I do the calculus exercise. You wonder about the intersection, if any of $e^x$ with $u x + v$. We examine the difference $e^x- ux -v$. It is a strictly convex function.
- if
$u<0$, the function is strictly increasing and vanishes at a unique abscissa which will be the one of the your intersection point. Newton method whatever the starting point will converge to the root. Better to start on its right, I have not detailed more. - if
$u=0$we have horizontal lines, left to reader. - if
$u>0$, this time the difference is still convex but with a minimum. The value is$u - u \log u - v$. If this quantity is negative you have two intersection points, if it vanishes you have a tangent, if it is positive you have no intersection points. To find the intersection points do Newton method with either large positive or large negative starting point.
Hope it helps.
Edit: the starting point is crucial so the above is ill-advised to say "large starting point". Because as long as $e^x$ is large Newton's method will simply do roughly $x\mapsto x-1$ and take a long time to reach the root if you started too far (but I assume your real life examples have some reasonable bounds ,say $-10<x<10$). If $x$ is very negative (and slope $u$ positive), then situation is better, because the studied function whose root is aimed at is quasi linear, so after one iteration we are near $-v/u$ it seems and it should go fast (untested). So it seems to be easier to find the left-intersection point. In the case with negative slope, the sole intersection point can presumably be obtained starting Newton with the $-v/u$ mentioned above. Well, may be not the place for a mathematical treatise, let's leave some work to the AIs.
Mathematical treatise
I will focus on the case u>0. In order to analyze mathematically it is convenient to make a translation. The equation to solve is e^x = ux+v. Let t= x+v/u. On finds that the equation becomes e^t = ct with c= u exp(v/u). This can be transformed if one so wishes into a Lambert-W function type of equation -texp(-t)=-c so z exp(z)=-c with z=-t I will not use that.

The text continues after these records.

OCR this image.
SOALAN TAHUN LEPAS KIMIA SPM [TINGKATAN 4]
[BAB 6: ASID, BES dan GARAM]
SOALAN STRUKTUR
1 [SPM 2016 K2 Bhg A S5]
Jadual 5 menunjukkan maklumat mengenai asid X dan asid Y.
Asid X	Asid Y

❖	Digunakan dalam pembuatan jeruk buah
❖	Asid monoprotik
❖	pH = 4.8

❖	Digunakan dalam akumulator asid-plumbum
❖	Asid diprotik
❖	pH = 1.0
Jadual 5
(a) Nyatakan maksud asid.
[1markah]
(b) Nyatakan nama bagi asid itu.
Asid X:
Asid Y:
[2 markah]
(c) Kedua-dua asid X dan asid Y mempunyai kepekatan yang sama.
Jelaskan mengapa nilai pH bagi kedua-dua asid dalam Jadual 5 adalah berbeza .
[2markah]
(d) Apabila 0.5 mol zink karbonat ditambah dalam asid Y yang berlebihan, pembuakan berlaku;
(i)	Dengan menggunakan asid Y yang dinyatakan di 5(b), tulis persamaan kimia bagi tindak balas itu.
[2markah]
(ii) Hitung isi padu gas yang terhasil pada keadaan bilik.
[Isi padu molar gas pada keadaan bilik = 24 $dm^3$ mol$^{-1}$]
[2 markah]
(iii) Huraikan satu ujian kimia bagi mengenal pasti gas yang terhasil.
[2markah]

Geometrically, as c>0 we see clearly that there is a c_0 such that c<c_0 give no solution, c=c_0 one, and c>c_0 gives two. It turns out that c_o = e: the line with slope e touches the exponential at point (1,e). Thus we can say in advance that for c>e we will have a solution w_1 in (0,1) and a solution w_2>1. This second solution is the most delicate because it probes when c increases the exponential regime.
Let's start with w_1. It is clear geometrically that it is larger than the abscissa of intersection of our line through the origin of slope c and the tangent to the exponential at t=0 of slope 1. So w_1 > 1/(c-1). We are in the convex decreasing part of the difference e^t - ct, so put t_0 = 1/(c-1) and apply Newton iteration, this gives a strictly increasing sequence which should be efficient to find the limit w_1. The formula to iterate is next(t) = (1-t)/(c exp(-t) - 1).
More challenging is finding w_2. We would like a starting point to the right of it. I convert the equation e^t = c t into the equation t = d + log (t)with d = log(c) >1. If we plot the line of equation y = t-d we want its intersection the graph of log with abscissa w_2>1. The difference t - d - log(t) is convex and increasing for t>1 with zero slope at t=1 and negative value 1-d at t=1. We look for starting point sufficiently to the right but not too much so that Newton will not start from too far. Now if d is large, the solution should be approximately t=d + log(d). In fact we see that iterating t<- d+log(t) will converge geometrically, and stay always to the left of the seeked root w_2. So perhaps do this a couple of times, then apply Newton which will give us a point on the right of w_2 hopefully not too far and continue with Newton. So we set t_0=d, iterate a bunch of times
t<- d +log(t), then switch to next(t) = ((d-1)+log(t))/(1 - 1/t).
Posting this for now, a numerical example later.